How to Automatically Import CSV Files into Postgres
This workflow implements the functionality of automatically importing CSV files into a Postgres database. Users can manually trigger the process to quickly read local CSV data, convert it into spreadsheet format, and automatically map fields for writing to the database, enhancing the efficiency and accuracy of data import. It simplifies the traditionally cumbersome operational steps and lowers the barrier for data processing, making it suitable for users such as data analysts and developers who need to regularly handle CSV data.
Sync New Files From Google Drive with Airtable
This workflow automatically detects newly uploaded files in a specified Google Drive folder, promptly shares them via email with designated recipients, and synchronizes the detailed metadata of the files into an Airtable database. Through this process, users can reduce the cumbersome tasks of manually searching for and sharing new files, thereby improving the efficiency and security of file sharing, ensuring centralized and traceable file management, which is suitable for businesses and teams to enhance work efficiency in remote collaboration.
Raindrop Bookmark Automated Management Workflow
This workflow implements automated management of bookmarks through the Raindrop API, including functionalities for creating, updating, and querying bookmarks. Users can easily create bookmark collections, dynamically update bookmark titles, and retrieve detailed information, thereby improving the efficiency and accuracy of bookmark management.

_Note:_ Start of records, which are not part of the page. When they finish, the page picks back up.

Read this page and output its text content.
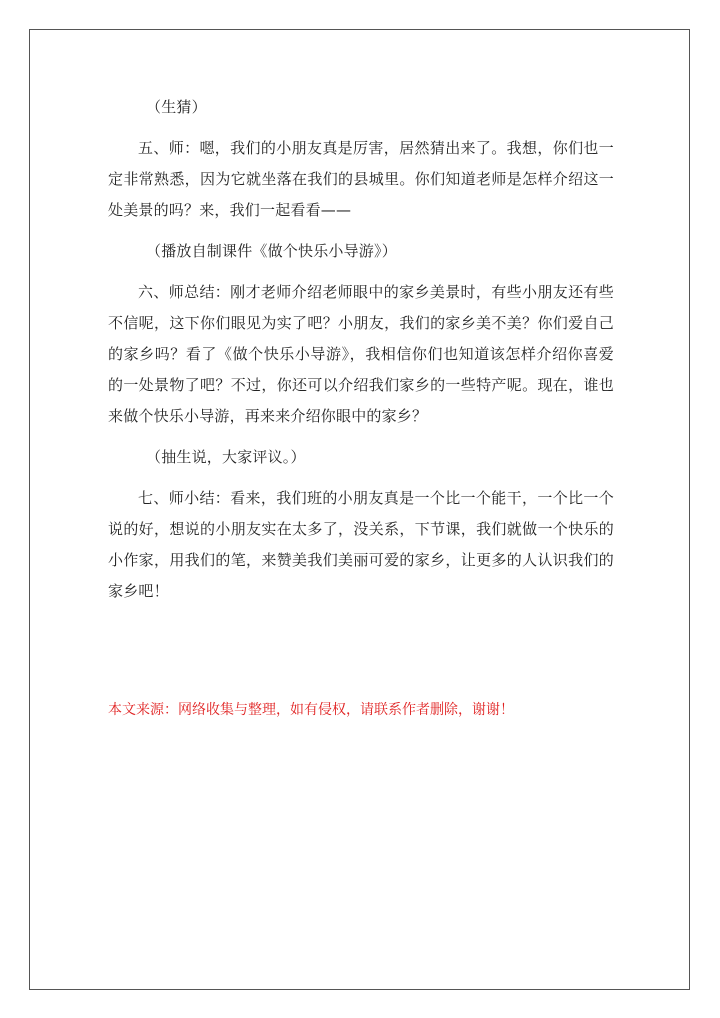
（生猜）

五、师：嗯，我们的小朋友真是厉害，居然猜出来了。我想，你们也一定非常熟悉，因为它就坐落在我们的县城里。你们知道老师是怎样介绍这一处美景的吗？来，我们一起看看——

（播放自制课件《做个快乐小导游》）

六、师总结：刚才老师介绍老师眼中的家乡美景时，有些小朋友还有些不信呢，这下你们眼见为实了吧？小朋友，我们的家乡美不美？你们爱自己的家乡吗？看了《做个快乐小导游》，我相信你们也知道该怎样介绍你喜爱的一处景物了吧？不过，你还可以介绍我们家乡的一些特产呢。现在，谁也来做个快乐小导游，再来来介绍你眼中的家乡？

（抽生说，大家评议。）

七、师小结：看来，我们班的小朋友真是一个比一个能干，一个比一个说的好，想说的小朋友实在太多了，没关系，下节课，我们就做一个快乐的小作家，用我们的笔，来赞美我们美丽可爱的家乡，让更多的人认识我们的家乡吧！

本文来源：网络收集与整理，如有侵权，请联系作者删除，谢谢！
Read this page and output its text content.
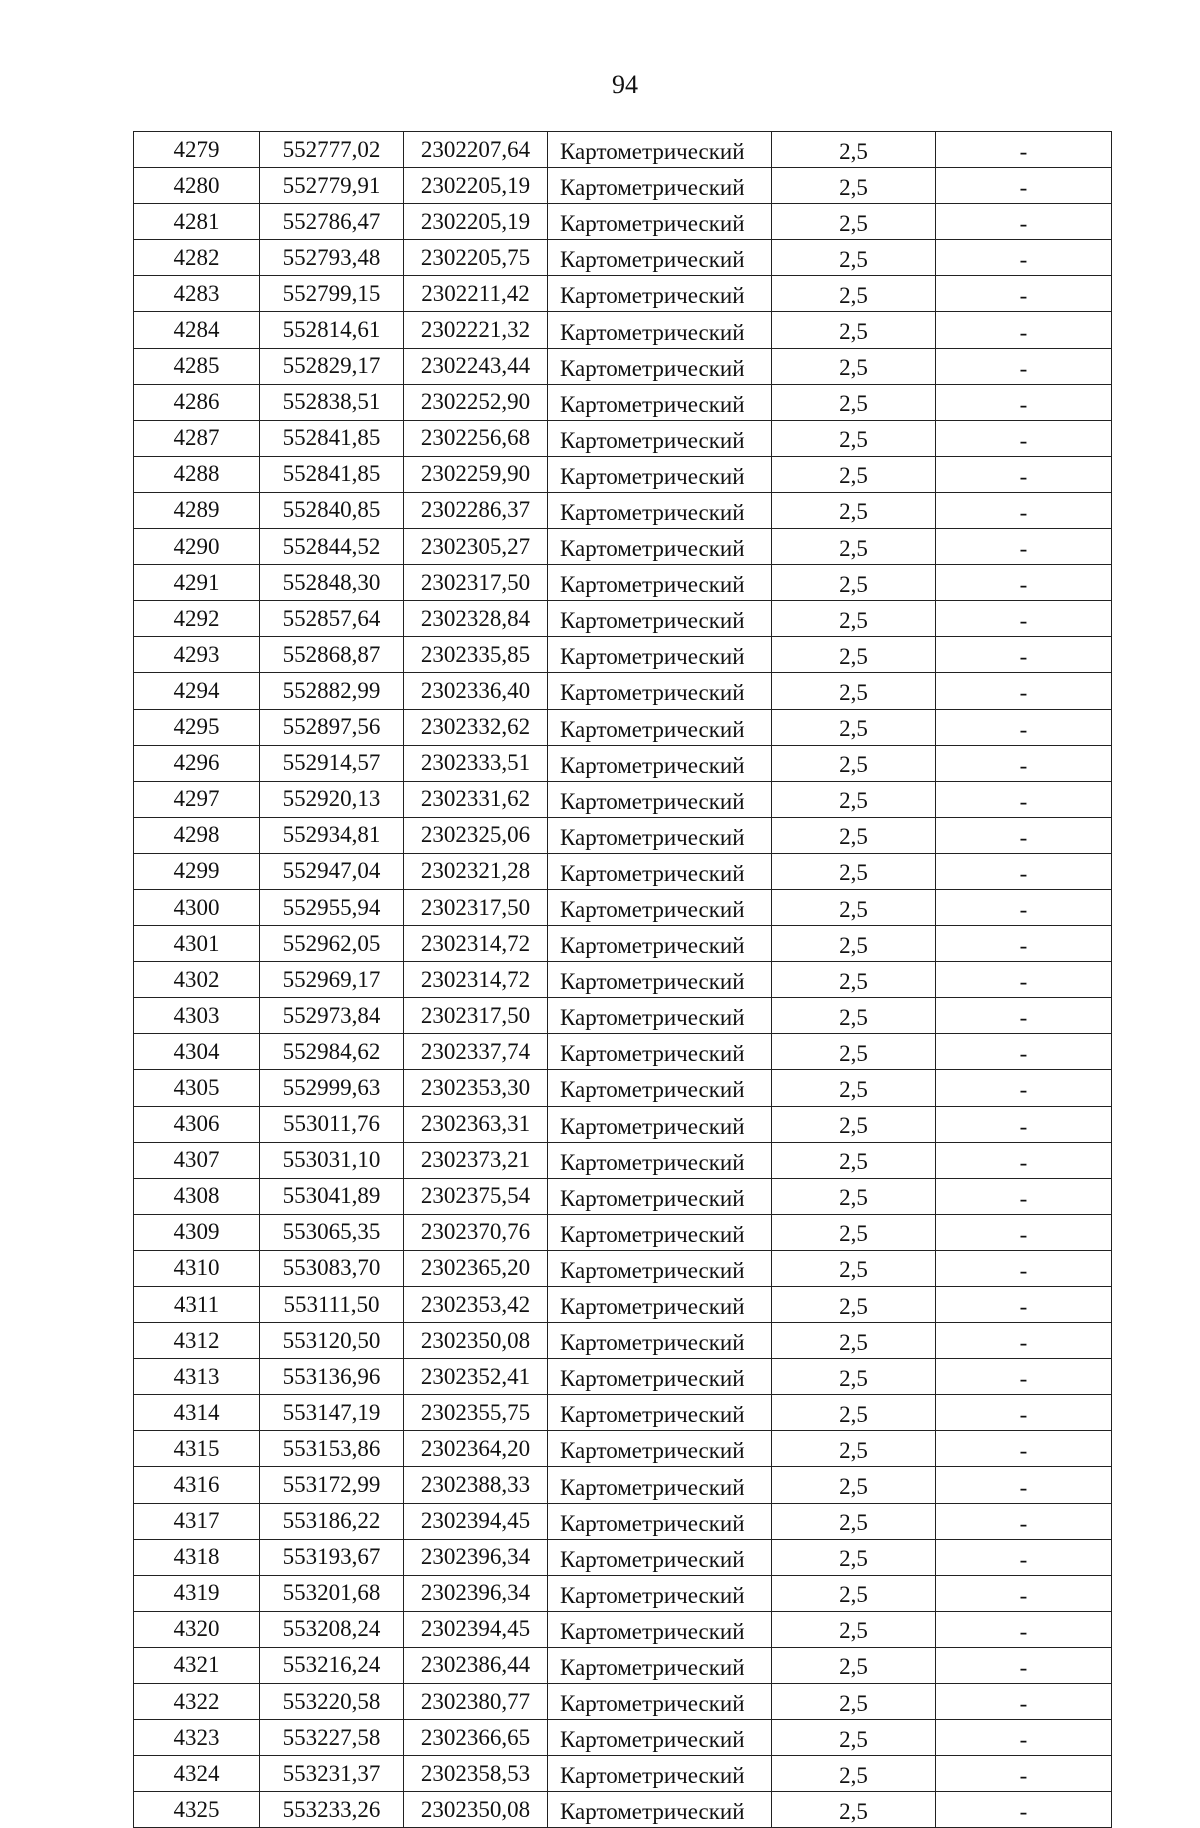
94
4279	552777,02	2302207,64	Картометрический	2,5	-
4280	552779,91	2302205,19	Картометрический	2,5	-
4281	552786,47	2302205,19	Картометрический	2,5	-
4282	552793,48	2302205,75	Картометрический	2,5	-
4283	552799,15	2302211,42	Картометрический	2,5	-
4284	552814,61	2302221,32	Картометрический	2,5	-
4285	552829,17	2302243,44	Картометрический	2,5	-
4286	552838,51	2302252,90	Картометрический	2,5	-
4287	552841,85	2302256,68	Картометрический	2,5	-
4288	552841,85	2302259,90	Картометрический	2,5	-
4289	552840,85	2302286,37	Картометрический	2,5	-
4290	552844,52	2302305,27	Картометрический	2,5	-
4291	552848,30	2302317,50	Картометрический	2,5	-
4292	552857,64	2302328,84	Картометрический	2,5	-
4293	552868,87	2302335,85	Картометрический	2,5	-
4294	552882,99	2302336,40	Картометрический	2,5	-
4295	552897,56	2302332,62	Картометрический	2,5	-
4296	552914,57	2302333,51	Картометрический	2,5	-
4297	552920,13	2302331,62	Картометрический	2,5	-
4298	552934,81	2302325,06	Картометрический	2,5	-
4299	552947,04	2302321,28	Картометрический	2,5	-
4300	552955,94	2302317,50	Картометрический	2,5	-
4301	552962,05	2302314,72	Картометрический	2,5	-
4302	552969,17	2302314,72	Картометрический	2,5	-
4303	552973,84	2302317,50	Картометрический	2,5	-
4304	552984,62	2302337,74	Картометрический	2,5	-
4305	552999,63	2302353,30	Картометрический	2,5	-
4306	553011,76	2302363,31	Картометрический	2,5	-
4307	553031,10	2302373,21	Картометрический	2,5	-
4308	553041,89	2302375,54	Картометрический	2,5	-
4309	553065,35	2302370,76	Картометрический	2,5	-
4310	553083,70	2302365,20	Картометрический	2,5	-
4311	553111,50	2302353,42	Картометрический	2,5	-
4312	553120,50	2302350,08	Картометрический	2,5	-
4313	553136,96	2302352,41	Картометрический	2,5	-
4314	553147,19	2302355,75	Картометрический	2,5	-
4315	553153,86	2302364,20	Картометрический	2,5	-
4316	553172,99	2302388,33	Картометрический	2,5	-
4317	553186,22	2302394,45	Картометрический	2,5	-
4318	553193,67	2302396,34	Картометрический	2,5	-
4319	553201,68	2302396,34	Картометрический	2,5	-
4320	553208,24	2302394,45	Картометрический	2,5	-
4321	553216,24	2302386,44	Картометрический	2,5	-
4322	553220,58	2302380,77	Картометрический	2,5	-
4323	553227,58	2302366,65	Картометрический	2,5	-
4324	553231,37	2302358,53	Картометрический	2,5	-
4325	553233,26	2302350,08	Картометрический	2,5	-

It is suitable for positions in content management, information collection, and especially beneficial when frequently handling large amounts of online resources, as it effectively reduces errors caused by manual operations, saves time, and enhances management standardization.
Postgres Data Ingestion
This workflow automates the generation and storage of sensor data. Every minute, it generates data that includes the sensor ID, a random humidity value, and a timestamp, and writes this information into a PostgreSQL database. It effectively addresses the need for real-time data collection and storage, eliminates the need for manual intervention, and enhances the automation and accuracy of data processing. This workflow is widely applicable in monitoring systems and smart home applications within the Internet of Things (IoT) environment.

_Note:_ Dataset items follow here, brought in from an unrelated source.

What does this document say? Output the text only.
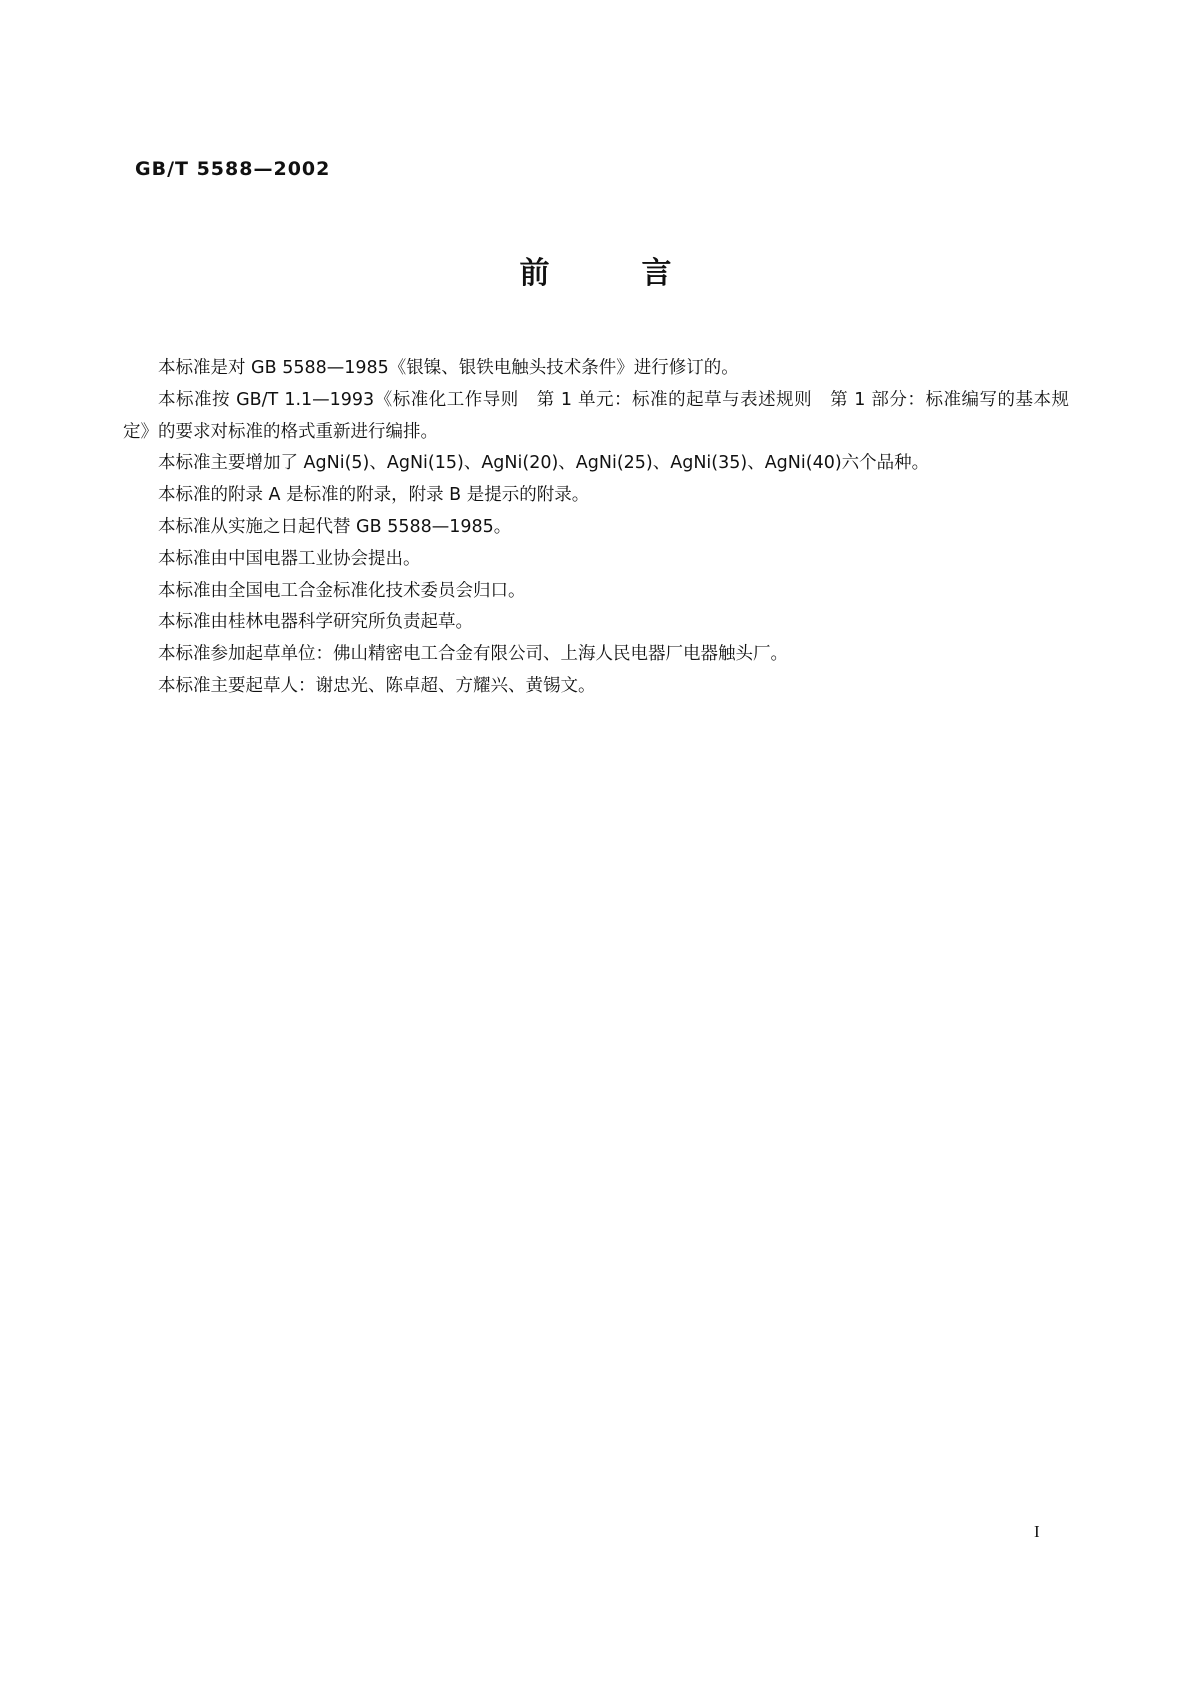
GB/T 5588—2002
前	言

本标准是对 GB 5588—1985《银镍、银铁电触头技术条件》进行修订的。

本标准按 GB/T 1.1—1993《标准化工作导则　第 1 单元：标准的起草与表述规则　第 1 部分：标准编写的基本规定》的要求对标准的格式重新进行编排。

本标准主要增加了 AgNi(5)、AgNi(15)、AgNi(20)、AgNi(25)、AgNi(35)、AgNi(40)六个品种。

本标准的附录 A 是标准的附录，附录 B 是提示的附录。

本标准从实施之日起代替 GB 5588—1985。

本标准由中国电器工业协会提出。

本标准由全国电工合金标准化技术委员会归口。

本标准由桂林电器科学研究所负责起草。

本标准参加起草单位：佛山精密电工合金有限公司、上海人民电器厂电器触头厂。

本标准主要起草人：谢忠光、陈卓超、方耀兴、黄锡文。

I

Create Google Drive Folders by Path
This workflow automatically creates multi-level nested folders in Google Drive recursively based on a path string input by the user, and returns the ID of the last-level folder. This process simplifies the cumbersome steps of manually creating folders layer by layer, avoids errors, and improves efficiency. It is suitable for both businesses and individuals to batch create folders for project or category management, as well as to build a standardized folder system in automated file archiving processes, ensuring clear and organized file management.
MCP_SUPABASE_AGENT
This workflow utilizes the Supabase database and OpenAI's text embedding technology to build an intelligent agent system that enables dynamic management of messages, tasks, statuses, and knowledge. Through semantic retrieval and contextual memory, the system can efficiently handle customer interactions, automatically update information, and enhance the efficiency of knowledge management and task management. It is suitable for scenarios such as intelligent customer service and knowledge base management, reducing manual intervention and achieving automated execution.